With that said, it should be abundantly clear that there must be strong associations between short-term KPIs and long-term success metrics. For example, improving a student’s soft skills that employers desire is bound to improve their career success. Similarly, lowering a patient’s HbA1c can lead to long-term reduction in healthcare costs despite short-term increase in medication costs, especially when HbA1c reduction is accompanied by increase in patient activation. 

Moving beyond predictions to bring out the best in human creativity 

Machine learning models cannot be a black box. Leveraging the first two approaches, predictive models can be humanized to gain trust and to encourage action from their users. Risk scores by themselves do not lead to equity-gap reduction. In order to facilitate action, prescriptive machine learning is of paramount importance. 

In order to recommend prescribed actions, there needs to be evidence of effectiveness. This is the core of causal ML. Causal ML is the bridge between real-world evidence (RWE) collected from retrospective data and prospective experiments of promising interventions based on evidence. This is where human creativity can come into play, helping student success teams do their best work, by evaluating evidence, identifying areas of improvement based on causal insights, and catalyzing process innovation that can be sustained. 

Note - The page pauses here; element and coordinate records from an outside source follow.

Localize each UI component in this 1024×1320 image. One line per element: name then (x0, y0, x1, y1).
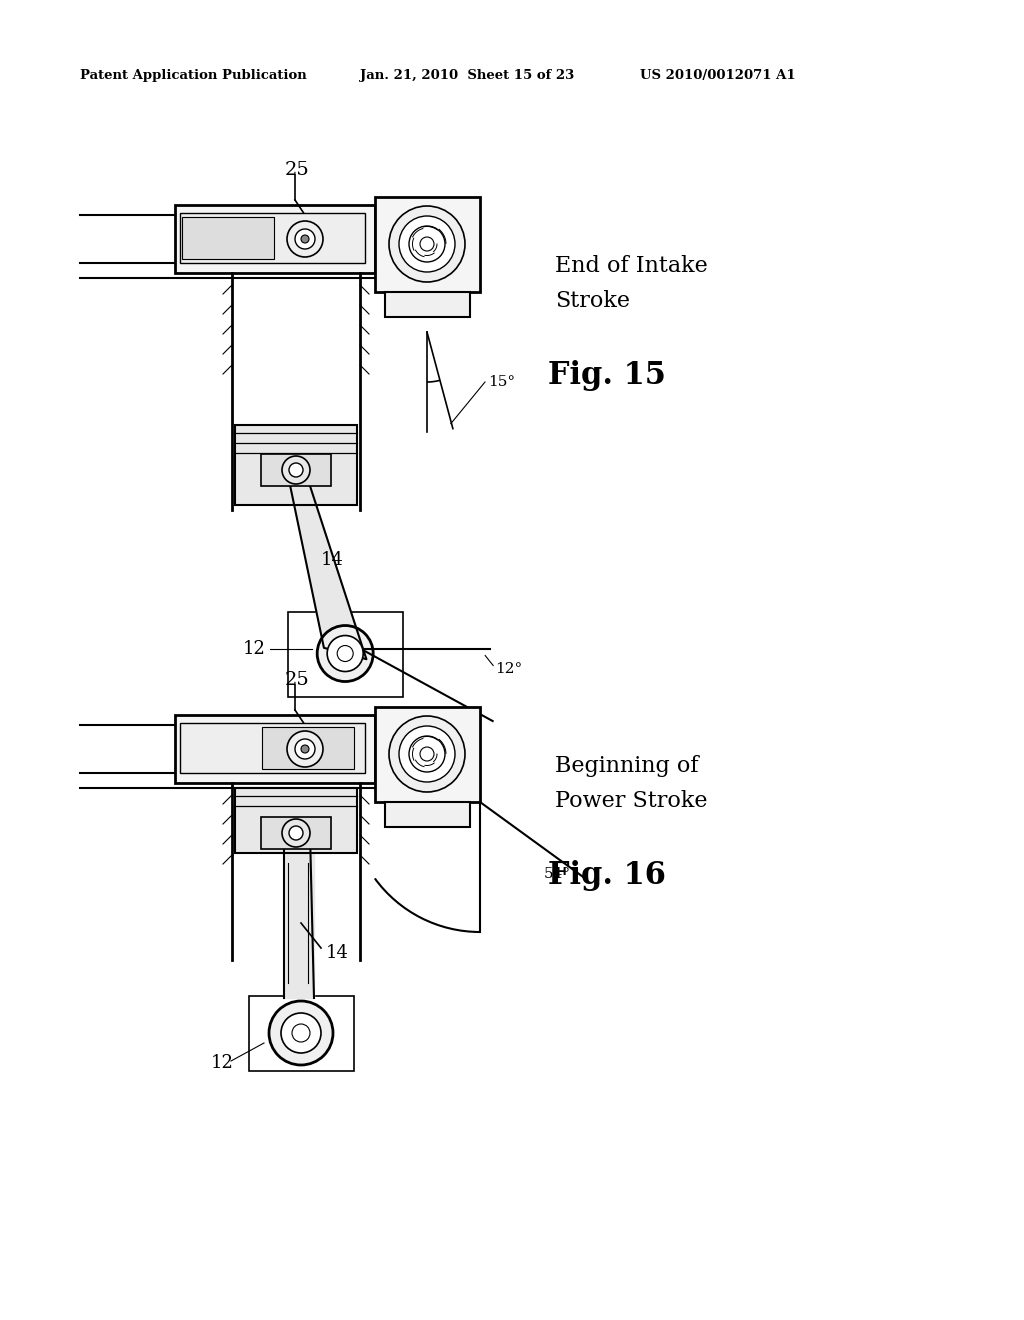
Circle shape (289, 826, 303, 840)
Text: Fig. 16: Fig. 16 (548, 861, 666, 891)
Bar (180, 213, 365, 263)
Text: 25: 25 (285, 671, 309, 689)
Circle shape (282, 818, 310, 847)
Text: Beginning of: Beginning of (555, 755, 698, 777)
Bar (375, 197, 480, 292)
Circle shape (287, 220, 323, 257)
Text: 15°: 15° (488, 375, 515, 389)
Circle shape (269, 1001, 333, 1065)
Polygon shape (284, 833, 314, 998)
Circle shape (289, 463, 303, 477)
Circle shape (328, 635, 364, 672)
Bar (385, 292, 470, 317)
Circle shape (282, 455, 310, 484)
Text: Patent Application Publication: Patent Application Publication (80, 69, 307, 82)
Bar (288, 611, 403, 697)
Bar (180, 723, 365, 774)
Text: 12: 12 (243, 639, 265, 657)
Polygon shape (287, 467, 367, 659)
Circle shape (287, 731, 323, 767)
Bar (182, 216, 274, 259)
Bar (262, 727, 354, 770)
Bar (175, 205, 375, 273)
Circle shape (420, 747, 434, 762)
Text: Fig. 15: Fig. 15 (548, 360, 666, 391)
Bar (234, 788, 357, 853)
Circle shape (301, 744, 309, 752)
Text: 54°: 54° (544, 866, 571, 880)
Text: 25: 25 (285, 161, 309, 180)
Circle shape (389, 206, 465, 282)
Text: 14: 14 (326, 944, 349, 962)
Circle shape (337, 645, 353, 661)
Text: Power Stroke: Power Stroke (555, 789, 708, 812)
Circle shape (399, 216, 455, 272)
Circle shape (292, 1024, 310, 1041)
Circle shape (295, 228, 315, 249)
Circle shape (399, 726, 455, 781)
Circle shape (281, 1012, 321, 1053)
Circle shape (295, 739, 315, 759)
Circle shape (389, 715, 465, 792)
Circle shape (409, 737, 445, 772)
Text: 12°: 12° (496, 661, 522, 676)
Bar (375, 708, 480, 803)
Bar (249, 997, 354, 1071)
Text: End of Intake: End of Intake (555, 255, 708, 277)
Bar (385, 803, 470, 828)
Bar (261, 454, 331, 486)
Text: US 2010/0012071 A1: US 2010/0012071 A1 (640, 69, 796, 82)
Bar (234, 425, 357, 506)
Circle shape (420, 238, 434, 251)
Bar (175, 715, 375, 783)
Circle shape (317, 626, 373, 681)
Text: 12: 12 (211, 1053, 233, 1072)
Circle shape (301, 235, 309, 243)
Text: Jan. 21, 2010  Sheet 15 of 23: Jan. 21, 2010 Sheet 15 of 23 (360, 69, 574, 82)
Text: 14: 14 (321, 550, 344, 569)
Text: Stroke: Stroke (555, 290, 630, 312)
Circle shape (409, 226, 445, 261)
Bar (261, 817, 331, 849)
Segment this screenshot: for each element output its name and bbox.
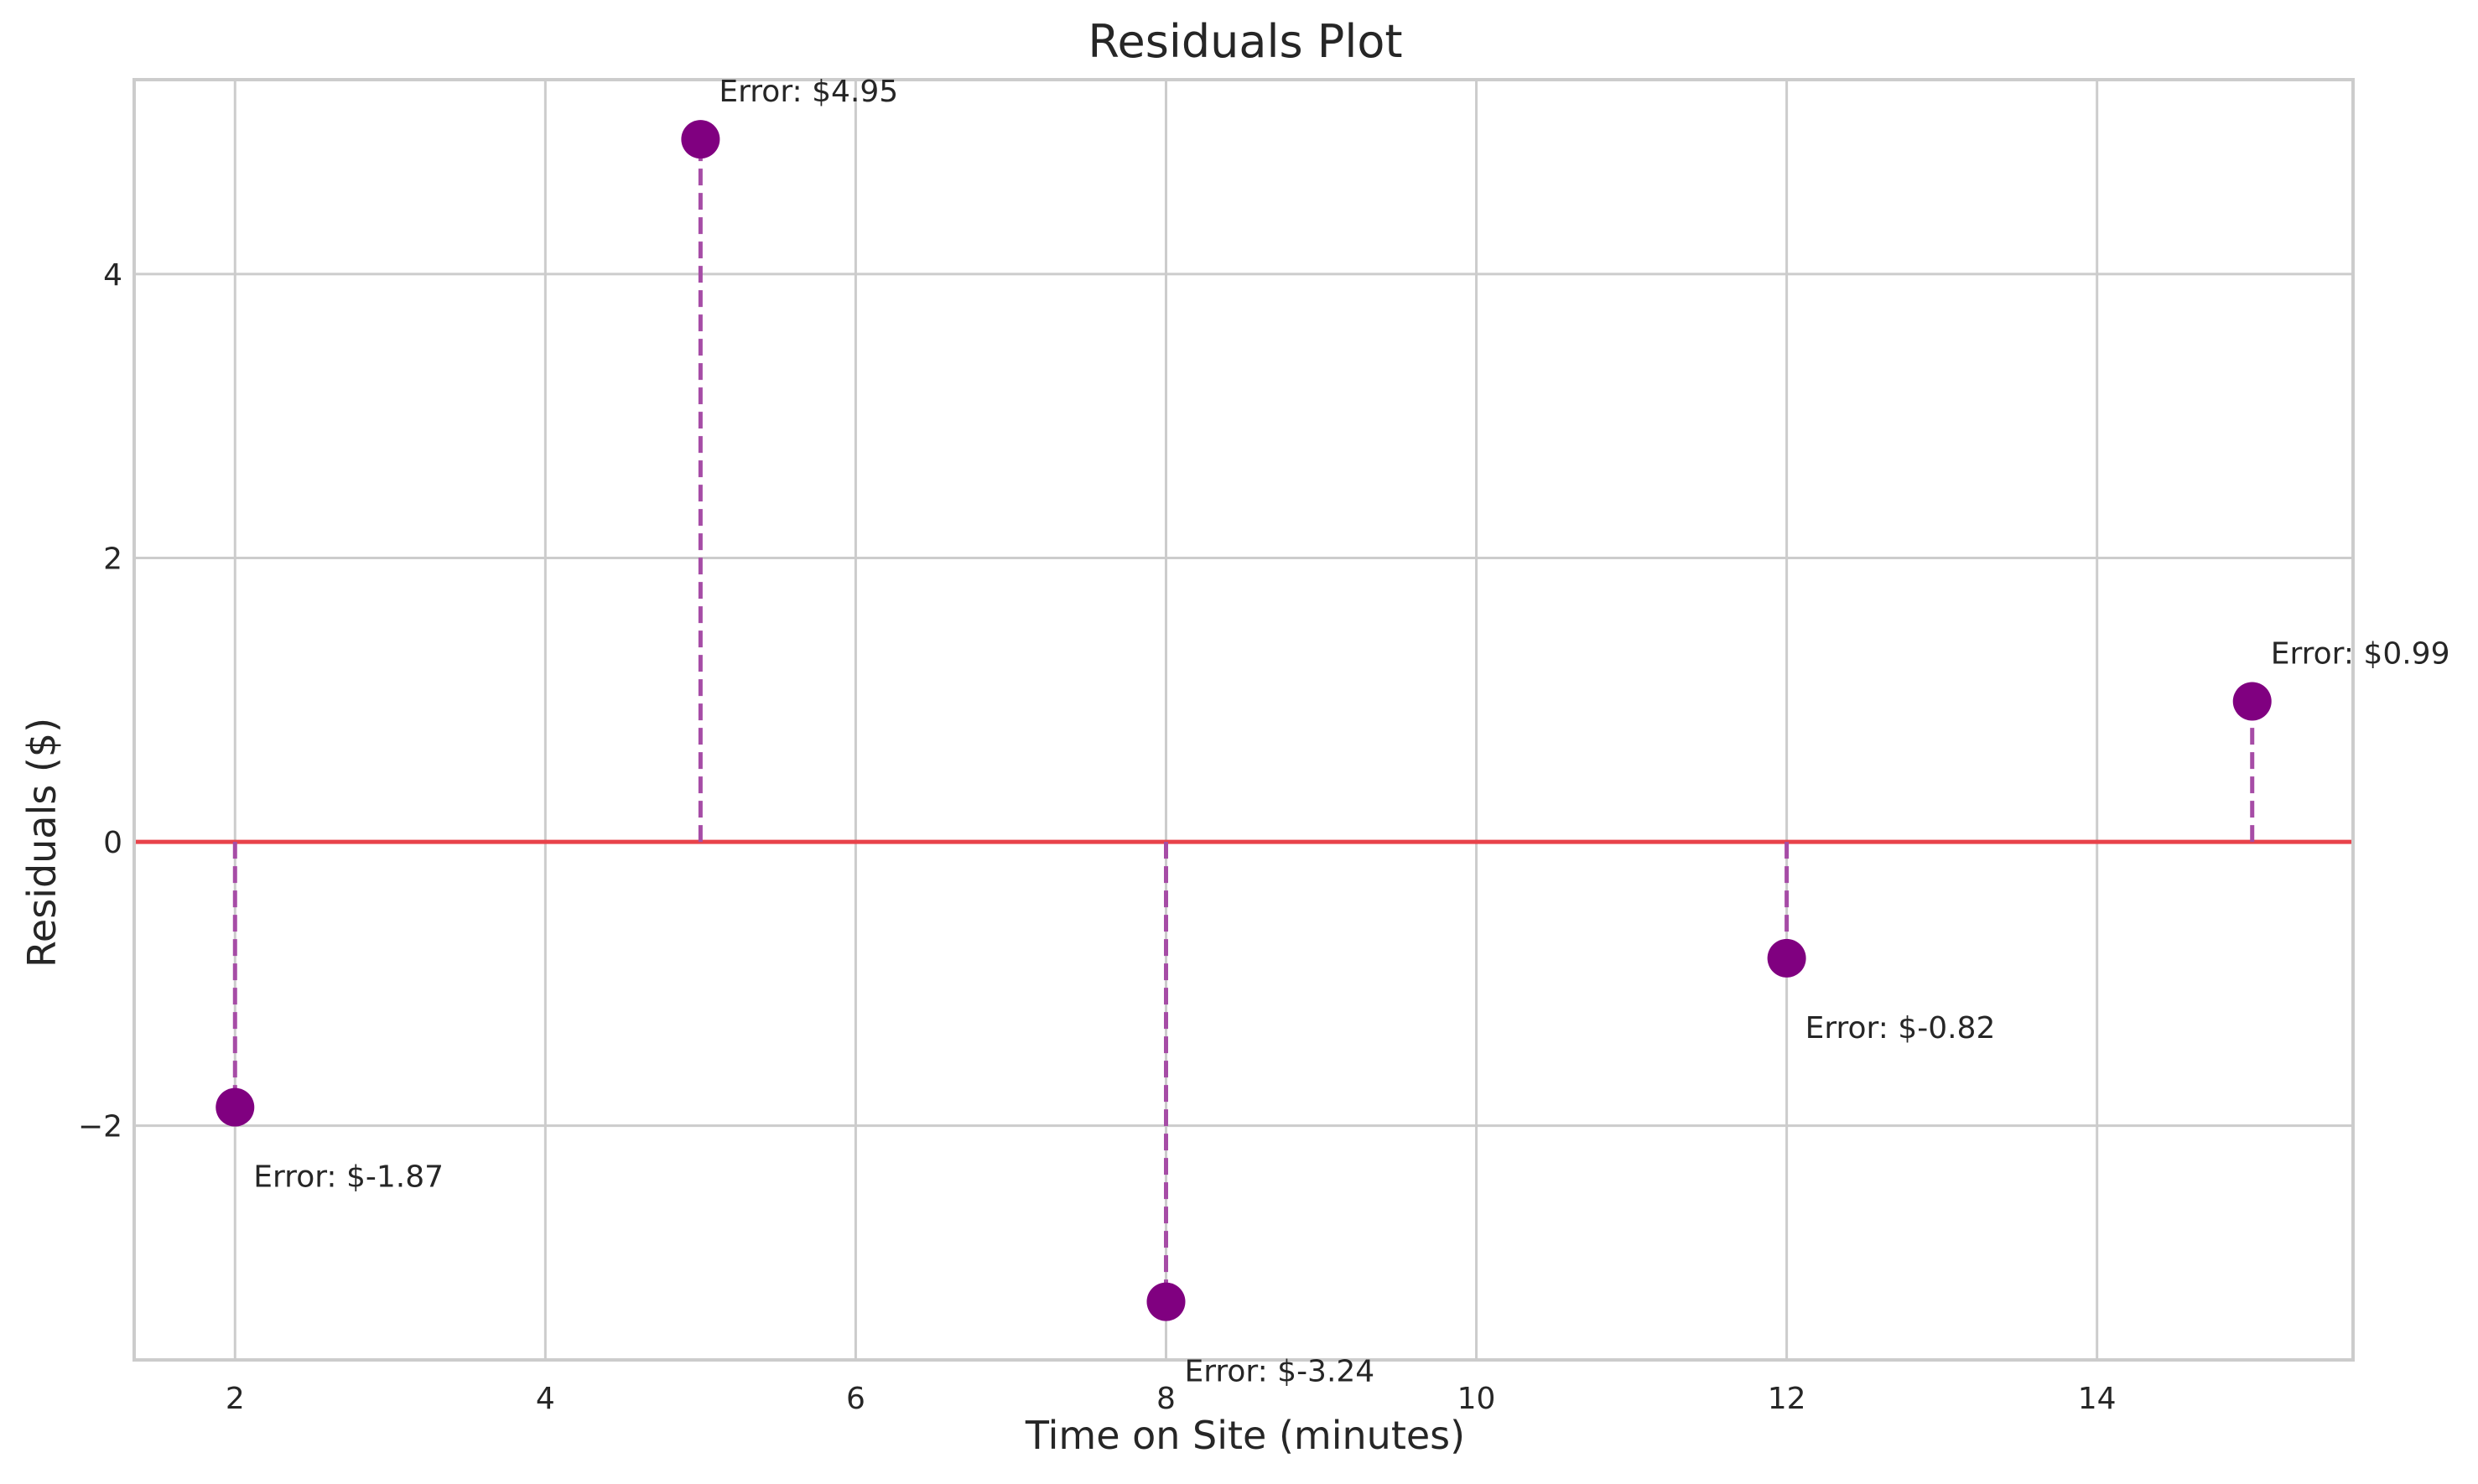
error-annotation: Error: $4.95 bbox=[719, 75, 898, 109]
stem-layer bbox=[232, 139, 2255, 1302]
x-tick-label: 6 bbox=[846, 1382, 865, 1416]
annotation-layer: Error: $-1.87 Error: $4.95 Error: $-3.24 Er… bbox=[253, 75, 2449, 1388]
error-annotation: Error: $-1.87 bbox=[253, 1160, 444, 1195]
y-tick-label: −2 bbox=[78, 1110, 122, 1144]
residual-point bbox=[681, 120, 720, 159]
tick-layer: 2 4 6 8 10 12 14 −2 0 2 4 bbox=[78, 258, 2117, 1416]
residual-point bbox=[1767, 938, 1806, 978]
x-tick-label: 12 bbox=[1768, 1382, 1806, 1416]
frame-layer bbox=[132, 78, 2355, 1362]
residual-point bbox=[1146, 1282, 1186, 1321]
x-tick-label: 14 bbox=[2078, 1382, 2117, 1416]
residual-point bbox=[216, 1087, 255, 1127]
x-tick-label: 4 bbox=[536, 1382, 555, 1416]
y-tick-label: 2 bbox=[103, 542, 122, 577]
x-tick-label: 10 bbox=[1457, 1382, 1496, 1416]
y-tick-label: 4 bbox=[103, 258, 122, 293]
x-tick-label: 2 bbox=[226, 1382, 245, 1416]
x-axis-title: Time on Site (minutes) bbox=[1025, 1413, 1465, 1458]
error-annotation: Error: $0.99 bbox=[2271, 636, 2450, 671]
plot-frame bbox=[132, 78, 2355, 1362]
error-annotation: Error: $-0.82 bbox=[1805, 1011, 1996, 1046]
point-layer bbox=[216, 120, 2272, 1321]
y-tick-label: 0 bbox=[103, 826, 122, 860]
x-tick-label: 8 bbox=[1156, 1382, 1176, 1416]
y-axis-title: Residuals ($) bbox=[19, 718, 65, 968]
error-annotation: Error: $-3.24 bbox=[1184, 1355, 1374, 1389]
residual-point bbox=[2232, 682, 2272, 721]
chart-title: Residuals Plot bbox=[1088, 15, 1402, 68]
grid-layer bbox=[134, 80, 2353, 1360]
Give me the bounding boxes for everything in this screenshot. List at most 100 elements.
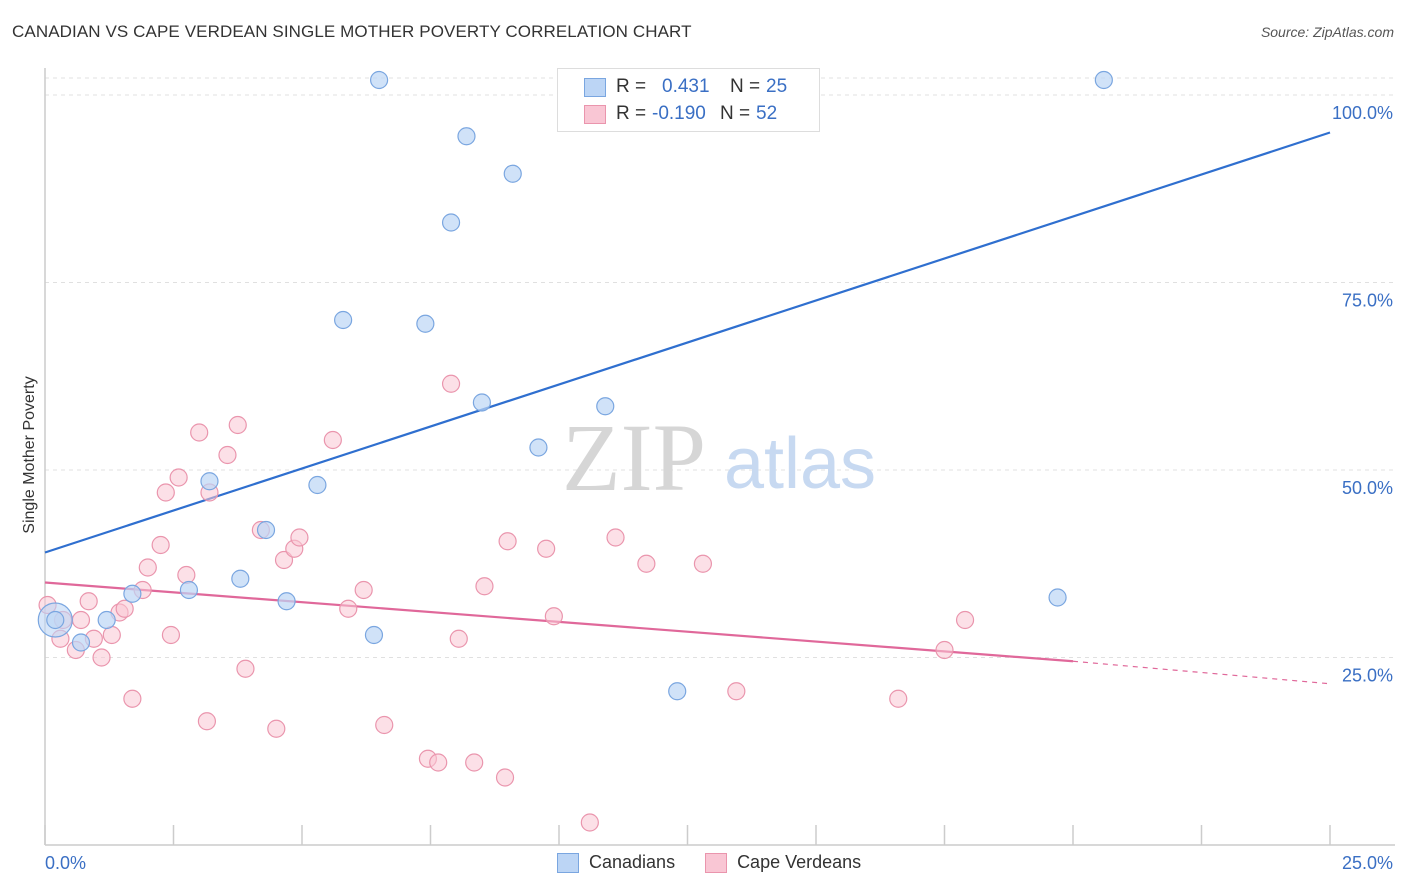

MLOps to account for heterogeneities in data and people

MLOps is where all these nuanced approaches can be weaved in so that dynamic AI/ML systems can be built in a sustainable manner. Data and target nonstationarities are tracked continuously, resulting in model retrain using appropriate training data. Furthermore, a succinct, yet comprehensive output is generated for human consumption and decision making. 

Summary and future directions

As machine learning models become more commoditized, more emphasis will be placed on connecting risk model outputs to success outcomes. Lately, machine-learning vulnerabilities have been in full display with self-driving cars, self-learning chatbots, and ML models applied to quick-profit opportunities, where failures lead to human costs and higher levels of inequities given human costs are not equally distributed. What’s sorely needed is a balanced approach to all kinds of machine learning analytics with attention to detail, which gets to the core of hidden variables that explain why we do what we do, and how we can reshape trajectories in a more favorable direction to help lower equity gaps, improve success rates of equitable interventions, and learn from causal ML insights.